Molecular Structure-Optical Property Relationship of Salicylidene Derivatives: A Study on the First-Order Hyperpolarizability.

Abstract

The first-order hyperpolarizability of π-conjugated organic molecules is of particular interest for the fabrication of electro-optical modulators. Thus, we investigated the relationship between the molecular structure and the incoherent second-order nonlinear optical response (βHRS) of four salicylidene derivatives (salophen, [Zn(salophen)(OH2)], 3,4-benzophen, [Zn(3,4-benzophen)(OH2)]) dissolved in DMSO. For that, we employed the Hyper-Rayleigh Scattering technique with picosecond pulse trains.

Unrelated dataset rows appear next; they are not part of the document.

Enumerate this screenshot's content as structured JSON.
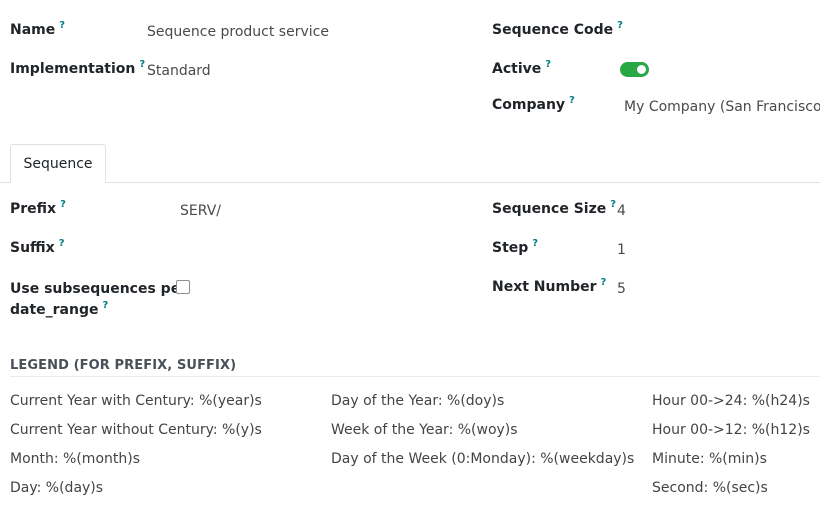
{
  "header": {
    "name_label": "Name",
    "name_value": "Sequence product service",
    "implementation_label": "Implementation",
    "implementation_value": "Standard",
    "sequence_code_label": "Sequence Code",
    "sequence_code_value": "",
    "active_label": "Active",
    "active_value": true,
    "company_label": "Company",
    "company_value": "My Company (San Francisco)"
  },
  "tooltip_mark": "?",
  "tabs": [
    {
      "label": "Sequence",
      "active": true
    }
  ],
  "sequence": {
    "prefix_label": "Prefix",
    "prefix_value": "SERV/",
    "suffix_label": "Suffix",
    "suffix_value": "",
    "subseq_label_line1": "Use subsequences per",
    "subseq_label_line2": "date_range",
    "subseq_checked": false,
    "size_label": "Sequence Size",
    "size_value": "4",
    "step_label": "Step",
    "step_value": "1",
    "next_label": "Next Number",
    "next_value": "5"
  },
  "legend": {
    "title": "LEGEND (FOR PREFIX, SUFFIX)",
    "col1": [
      "Current Year with Century: %(year)s",
      "Current Year without Century: %(y)s",
      "Month: %(month)s",
      "Day: %(day)s"
    ],
    "col2": [
      "Day of the Year: %(doy)s",
      "Week of the Year: %(woy)s",
      "Day of the Week (0:Monday): %(weekday)s"
    ],
    "col3": [
      "Hour 00->24: %(h24)s",
      "Hour 00->12: %(h12)s",
      "Minute: %(min)s",
      "Second: %(sec)s"
    ]
  },
  "colors": {
    "toggle_on": "#28a745",
    "tooltip": "#017e84"
  }
}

Our experimental results pointed out dynamic βHRS values between 32.0 ± 4.8 × 10-30 cm5/esu and 58.5 ± 8.0 × 10-30 cm5/esu at 1064 nm, depending on the molecular geometry of the salicylidene molecules. More specifically, the outcomes indicate a considerable increase of βHRS magnitude (∼30%) when in the ligands are incorporated the Zn(II) ion. We ascribed such results to the rise of the planarity of the π-conjugated backbone of the chromophores caused by the Zn(II). Furthermore, we observed an increase of ∼50% in dynamic βHRS when there is a replacement of one hydrogen atom (salophen molecule) by an acetophenone group (3,4-benzophen). This result is related to the increase of the effective π-electron number and the higher charge transfer induced at the excited state. All these findings were interpreted and supported in the light of time-dependent density functional theory (DFT) calculations. Solvent effects were considered in the quantum chemical calculations using the integral equation formalism variant of the polarizable continuum model.